Researchers and clinicians who study brain injury deliberately discuss their work, and are shunned in the respected medical community. But Nowinski, Ph.D. In behavioral science and co-founder of the Concussion Legacy Foundation, a nonprofit group that supports athletes and others affected by concussions and CTE, he is uniquely suited to take on the sports establishment in a way that draws attention to the ongoing brain injury in public arenas. Research and pressure leagues to recognize science.

“It’s very serious and intense,” said Dr. Leah T. Greenberg, a professor of neurology and pathology at the University of California, Berkeley. San Francisco. While the first studies of traumatic brain injuries showed a link to CTE, the results were often controversial, she said. “Step by step, Chris was able to respond to the criticism by engaging the scientific community on these questions.”

“He was brilliant in the ring, but not necessarily with the science,” says Bruce Miller, a psychiatry researcher and founder of the Tau Consortium.
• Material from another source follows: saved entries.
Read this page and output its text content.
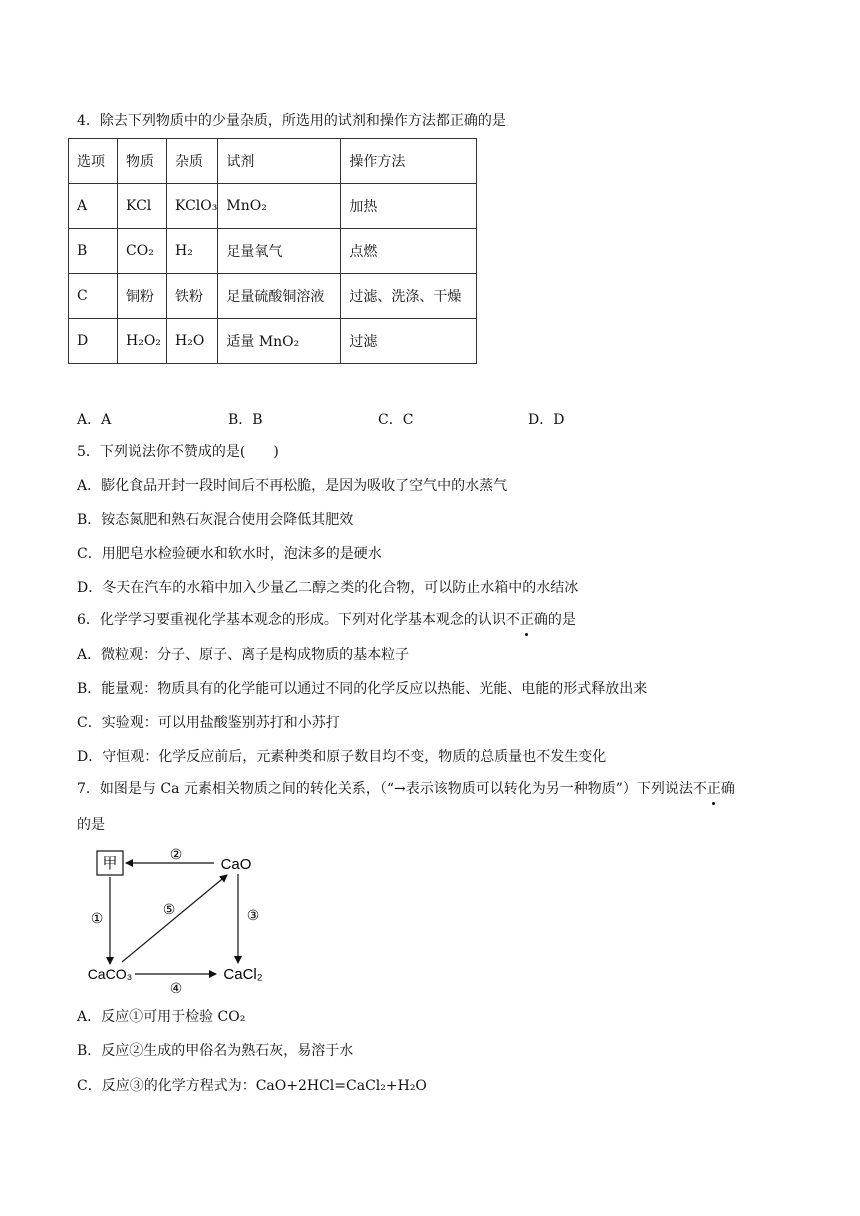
4．除去下列物质中的少量杂质，所选用的试剂和操作方法都正确的是
选项	物质	杂质	试剂	操作方法
A	KCl	KClO₃	MnO₂	加热
B	CO₂	H₂	足量氧气	点燃
C	铜粉	铁粉	足量硫酸铜溶液	过滤、洗涤、干燥
D	H₂O₂	H₂O	适量 MnO₂	过滤
A．A	B．B	C．C	D．D
5．下列说法你不赞成的是(　　)
A．膨化食品开封一段时间后不再松脆，是因为吸收了空气中的水蒸气
B．铵态氮肥和熟石灰混合使用会降低其肥效
C．用肥皂水检验硬水和软水时，泡沫多的是硬水
D．冬天在汽车的水箱中加入少量乙二醇之类的化合物，可以防止水箱中的水结冰
6．化学学习要重视化学基本观念的形成。下列对化学基本观念的认识不正确的是
A．微粒观：分子、原子、离子是构成物质的基本粒子
B．能量观：物质具有的化学能可以通过不同的化学反应以热能、光能、电能的形式释放出来
C．实验观：可以用盐酸鉴别苏打和小苏打
D．守恒观：化学反应前后，元素种类和原子数目均不变，物质的总质量也不发生变化
7．如图是与 Ca 元素相关物质之间的转化关系，（“→表示该物质可以转化为另一种物质”）下列说法不正确
的是
甲	CaO
CaCO₃	CaCl₂
②
①	③
④
⑤
A．反应①可用于检验 CO₂
B．反应②生成的甲俗名为熟石灰，易溶于水
C．反应③的化学方程式为：CaO+2HCl=CaCl₂+H₂O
This week, in a page straight out of pro wrestling’s playbook, Nowinski plans to challenge doctors around the world at the Sports International Consensus Conference, where leading scientists and advisers to international sports leagues will create recommendations for diagnosing and treating concussions. Based on emerging research.

This month, the National Institutes of Health, the world’s largest biomedical researcher and the United States’ largest funder of brain research, changed its official position to admit that CTE is “caused in part by repeated traumatic brain injuries.” It is expected to have a far-reaching impact on collision sports around the world.

The NIH position comes three years after the Centers for Disease Control and Prevention found a causal link between collision sports and CTE.

At the conference, Nowinski will present the latest research on concussions, the cause of head injury CTE, as he writes the definitive bible for leagues, coaches, doctors and academics. The team has long maintained that “no causal relationship has been demonstrated between CTE and stress or contact sports.”